Energized and anxious to explore we set out to walk up the hill to Begur Castle. We meandered through the narrow cobbled streets (Norma in heels, I feel it necessary to add) stopping at a view point to take photos of the sea and again to read and translate a poem on the wall of a church. The sun set slowly, slowly. It was one of those sunsets where you think it’s almost over so you snap a bunch of photos and then it ends up sticking around a while longer. Slowly we made our way around the town and up the hill, along with a handful of other sunset seekers.
Eventually we made it to the remains of Begur Castle, an 11th century fortress. No doubt, set at the top of the hill for strategic purposes and 360º surveillance, the castle has endured several hundred years. There are no interior places to visit in the castle – the appeal isn’t even the castle itself. It’s the stunning view that it offers.
“See that row of mountains?” Norma asked me as she pointed to the north.
“Okay, not the first row, the second row.”
I nodded again.
“That’s France.” She smiled. “That’s how far you can see from here, you can see France!”

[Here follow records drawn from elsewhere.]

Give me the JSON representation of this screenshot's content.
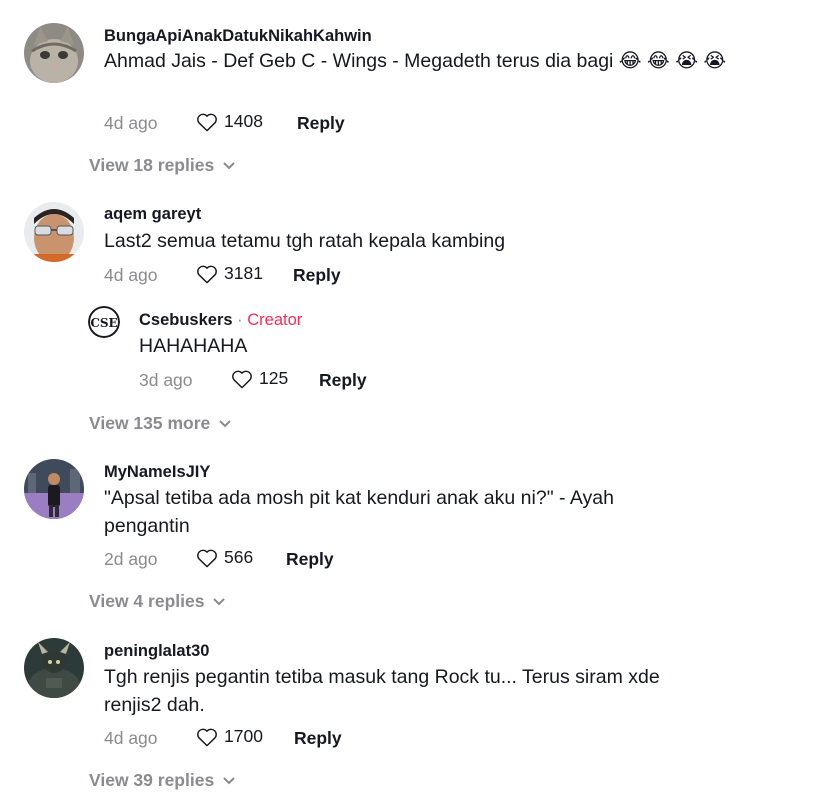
{
  "comments": [
    {
      "username": "BungaApiAnakDatukNikahKahwin",
      "text": "Ahmad Jais - Def Geb C - Wings - Megadeth terus dia bagi 😂 😂 😭 😭",
      "time": "4d ago",
      "likes": "1408",
      "reply_label": "Reply",
      "view_replies": "View 18 replies"
    },
    {
      "username": "aqem gareyt",
      "text": "Last2 semua tetamu tgh ratah kepala kambing",
      "time": "4d ago",
      "likes": "3181",
      "reply_label": "Reply",
      "reply": {
        "username": "Csebuskers",
        "separator": "·",
        "creator_label": "Creator",
        "text": "HAHAHAHA",
        "time": "3d ago",
        "likes": "125",
        "reply_label": "Reply"
      },
      "view_replies": "View 135 more"
    },
    {
      "username": "MyNameIsJIY",
      "text": "\"Apsal tetiba ada mosh pit kat kenduri anak aku ni?\" - Ayah pengantin",
      "time": "2d ago",
      "likes": "566",
      "reply_label": "Reply",
      "view_replies": "View 4 replies"
    },
    {
      "username": "peninglalat30",
      "text": "Tgh renjis pegantin tetiba masuk tang Rock tu... Terus siram xde renjis2 dah.",
      "time": "4d ago",
      "likes": "1700",
      "reply_label": "Reply",
      "view_replies": "View 39 replies"
    }
  ],
  "icons": {
    "like": "heart-outline-icon",
    "expand": "chevron-down-icon"
  },
  "colors": {
    "creator": "#fe2c55",
    "muted": "#8a8b91",
    "text": "#161823"
  }
}
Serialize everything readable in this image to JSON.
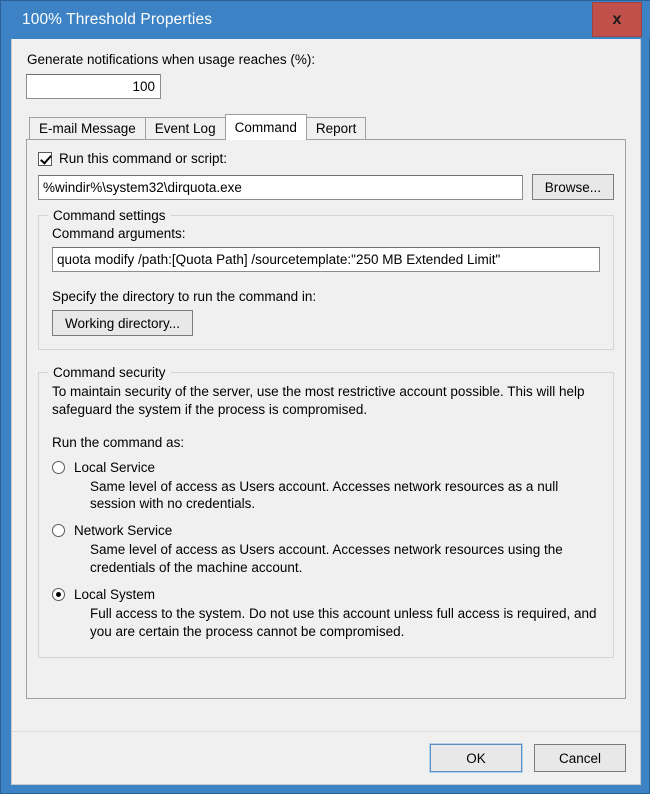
{
  "window": {
    "title": "100% Threshold Properties",
    "close_label": "x",
    "close_icon": "close-icon",
    "accent_color": "#3c82c4",
    "close_color": "#c1504b",
    "dialog_bg": "#f0f0f0"
  },
  "threshold": {
    "label": "Generate notifications when usage reaches (%):",
    "value": "100"
  },
  "tabs": [
    {
      "label": "E-mail Message",
      "active": false
    },
    {
      "label": "Event Log",
      "active": false
    },
    {
      "label": "Command",
      "active": true
    },
    {
      "label": "Report",
      "active": false
    }
  ],
  "command": {
    "run_checkbox_label": "Run this command or script:",
    "run_checkbox_checked": true,
    "command_path": "%windir%\\system32\\dirquota.exe",
    "browse_label": "Browse...",
    "settings_group_title": "Command settings",
    "arguments_label": "Command arguments:",
    "arguments_value": "quota modify /path:[Quota Path] /sourcetemplate:\"250 MB Extended Limit\"",
    "directory_label": "Specify the directory to run the command in:",
    "working_directory_label": "Working directory..."
  },
  "security": {
    "group_title": "Command security",
    "description": "To maintain security of the server, use the most restrictive account possible. This will help safeguard the system if the process is compromised.",
    "run_as_label": "Run the command as:",
    "options": [
      {
        "label": "Local Service",
        "selected": false,
        "description": "Same level of access as Users account. Accesses network resources as a null session with no credentials."
      },
      {
        "label": "Network Service",
        "selected": false,
        "description": "Same level of access as Users account. Accesses network resources using the credentials of the machine account."
      },
      {
        "label": "Local System",
        "selected": true,
        "description": "Full access to the system. Do not use this account unless full access is required, and you are certain the process cannot be compromised."
      }
    ]
  },
  "footer": {
    "ok_label": "OK",
    "cancel_label": "Cancel"
  }
}
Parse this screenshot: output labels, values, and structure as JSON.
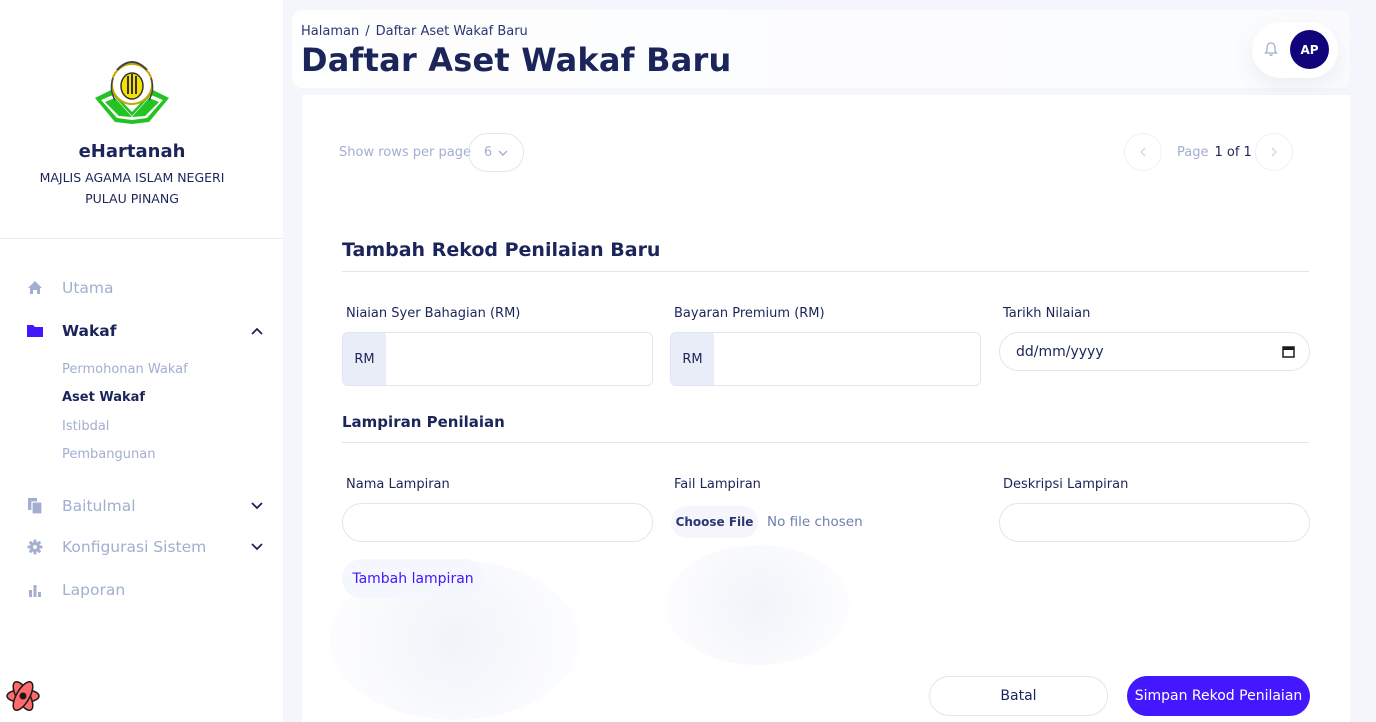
{
  "brand": {
    "title": "eHartanah",
    "subtitle_line1": "MAJLIS AGAMA ISLAM NEGERI",
    "subtitle_line2": "PULAU PINANG"
  },
  "sidebar": {
    "items": [
      {
        "label": "Utama",
        "icon": "home-icon"
      },
      {
        "label": "Wakaf",
        "icon": "folder-icon",
        "active": true,
        "expanded": true
      },
      {
        "label": "Baitulmal",
        "icon": "documents-icon"
      },
      {
        "label": "Konfigurasi Sistem",
        "icon": "gear-icon"
      },
      {
        "label": "Laporan",
        "icon": "bar-chart-icon"
      }
    ],
    "wakaf_sub": [
      {
        "label": "Permohonan Wakaf"
      },
      {
        "label": "Aset Wakaf",
        "active": true
      },
      {
        "label": "Istibdal"
      },
      {
        "label": "Pembangunan"
      }
    ]
  },
  "header": {
    "breadcrumb_root": "Halaman",
    "breadcrumb_sep": "/",
    "breadcrumb_current": "Daftar Aset Wakaf Baru",
    "title": "Daftar Aset Wakaf Baru",
    "avatar_initials": "AP"
  },
  "table_controls": {
    "rows_label": "Show rows per page",
    "rows_value": "6",
    "page_label": "Page",
    "page_value": "1 of 1"
  },
  "form": {
    "section_title": "Tambah Rekod Penilaian Baru",
    "fields": {
      "niaian_label": "Niaian Syer Bahagian (RM)",
      "niaian_addon": "RM",
      "bayaran_label": "Bayaran Premium (RM)",
      "bayaran_addon": "RM",
      "tarikh_label": "Tarikh Nilaian",
      "tarikh_placeholder": "dd/mm/yyyy"
    },
    "lampiran_title": "Lampiran Penilaian",
    "lampiran": {
      "nama_label": "Nama Lampiran",
      "fail_label": "Fail Lampiran",
      "choose_file": "Choose File",
      "no_file": "No file chosen",
      "deskripsi_label": "Deskripsi Lampiran"
    },
    "add_button": "Tambah lampiran",
    "cancel_button": "Batal",
    "save_button": "Simpan Rekod Penilaian"
  },
  "colors": {
    "primary": "#4318ff",
    "navy": "#1b2559",
    "muted": "#a3aed0",
    "avatar": "#11047a"
  }
}
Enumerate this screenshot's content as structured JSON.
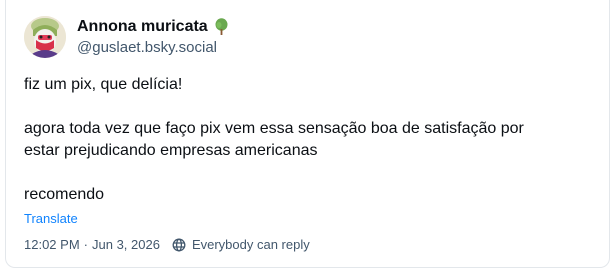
{
  "post": {
    "author": {
      "display_name": "Annona muricata",
      "name_emoji_icon": "tree-icon",
      "handle": "@guslaet.bsky.social",
      "avatar": "avatar-illustration"
    },
    "text": {
      "line1": "fiz um pix, que delícia!",
      "line2": "agora toda vez que faço pix vem essa sensação boa de satisfação por",
      "line3": "estar prejudicando empresas americanas",
      "line4": "recomendo"
    },
    "translate_label": "Translate",
    "time": "12:02 PM",
    "separator": "·",
    "date": "Jun 3, 2026",
    "reply_setting_icon": "globe-icon",
    "reply_setting": "Everybody can reply"
  },
  "colors": {
    "link": "#1083fe",
    "muted": "#42576c",
    "text": "#0b0f14",
    "border": "#e3e7eb"
  }
}
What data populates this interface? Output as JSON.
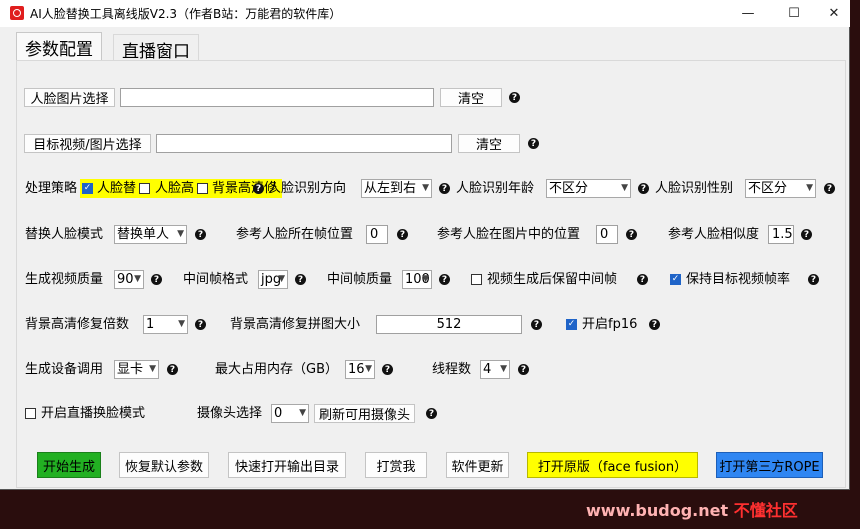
{
  "window": {
    "title": "AI人脸替换工具离线版V2.3（作者B站：万能君的软件库）",
    "minimize_glyph": "—",
    "maximize_glyph": "☐",
    "close_glyph": "✕"
  },
  "tabs": [
    {
      "label": "参数配置",
      "active": true
    },
    {
      "label": "直播窗口",
      "active": false
    }
  ],
  "face_image": {
    "button": "人脸图片选择",
    "value": "",
    "clear": "清空",
    "help": "?"
  },
  "target_video": {
    "button": "目标视频/图片选择",
    "value": "",
    "clear": "清空",
    "help": "?"
  },
  "processing": {
    "label": "处理策略",
    "options": [
      {
        "label": "人脸替",
        "checked": true
      },
      {
        "label": "人脸高",
        "checked": false
      },
      {
        "label": "背景高清修",
        "checked": false
      }
    ],
    "direction_label": "人脸识别方向",
    "direction_value": "从左到右",
    "age_label": "人脸识别年龄",
    "age_value": "不区分",
    "gender_label": "人脸识别性别",
    "gender_value": "不区分"
  },
  "replace": {
    "mode_label": "替换人脸模式",
    "mode_value": "替换单人",
    "frame_pos_label": "参考人脸所在帧位置",
    "frame_pos_value": "0",
    "image_pos_label": "参考人脸在图片中的位置",
    "image_pos_value": "0",
    "similarity_label": "参考人脸相似度",
    "similarity_value": "1.5"
  },
  "output": {
    "quality_label": "生成视频质量",
    "quality_value": "90",
    "frame_format_label": "中间帧格式",
    "frame_format_value": "jpg",
    "frame_quality_label": "中间帧质量",
    "frame_quality_value": "100",
    "keep_frames_label": "视频生成后保留中间帧",
    "keep_frames_checked": false,
    "keep_fps_label": "保持目标视频帧率",
    "keep_fps_checked": true
  },
  "enhance": {
    "scale_label": "背景高清修复倍数",
    "scale_value": "1",
    "tile_label": "背景高清修复拼图大小",
    "tile_value": "512",
    "fp16_label": "开启fp16",
    "fp16_checked": true
  },
  "device": {
    "device_label": "生成设备调用",
    "device_value": "显卡",
    "memory_label": "最大占用内存（GB）",
    "memory_value": "16",
    "threads_label": "线程数",
    "threads_value": "4"
  },
  "live": {
    "live_label": "开启直播换脸模式",
    "live_checked": false,
    "camera_label": "摄像头选择",
    "camera_value": "0",
    "refresh_label": "刷新可用摄像头"
  },
  "actions": {
    "start": "开始生成",
    "reset": "恢复默认参数",
    "open_output": "快速打开输出目录",
    "donate": "打赏我",
    "update": "软件更新",
    "open_original": "打开原版（face fusion）",
    "open_rope": "打开第三方ROPE"
  },
  "colors": {
    "start_bg": "#22b022",
    "original_bg": "#ffff00",
    "rope_bg": "#2f86f2",
    "checkbox_on": "#1f64c8"
  },
  "watermark": {
    "site": "www.budog.net",
    "name": "不懂社区"
  }
}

The sky glowed as we made our way back down the hill and meandered through the town. I was sad when it came time to buckle up and head to the next stop though I did feel like I got to see a good bit of Begur on my short 2 hour visit. Should you find yourself in the Costa Brava region make a point of visiting. Stay in a Casa Indiana, climb to Begur Castle to admire the sunset and enjoy a long meal at In Situ.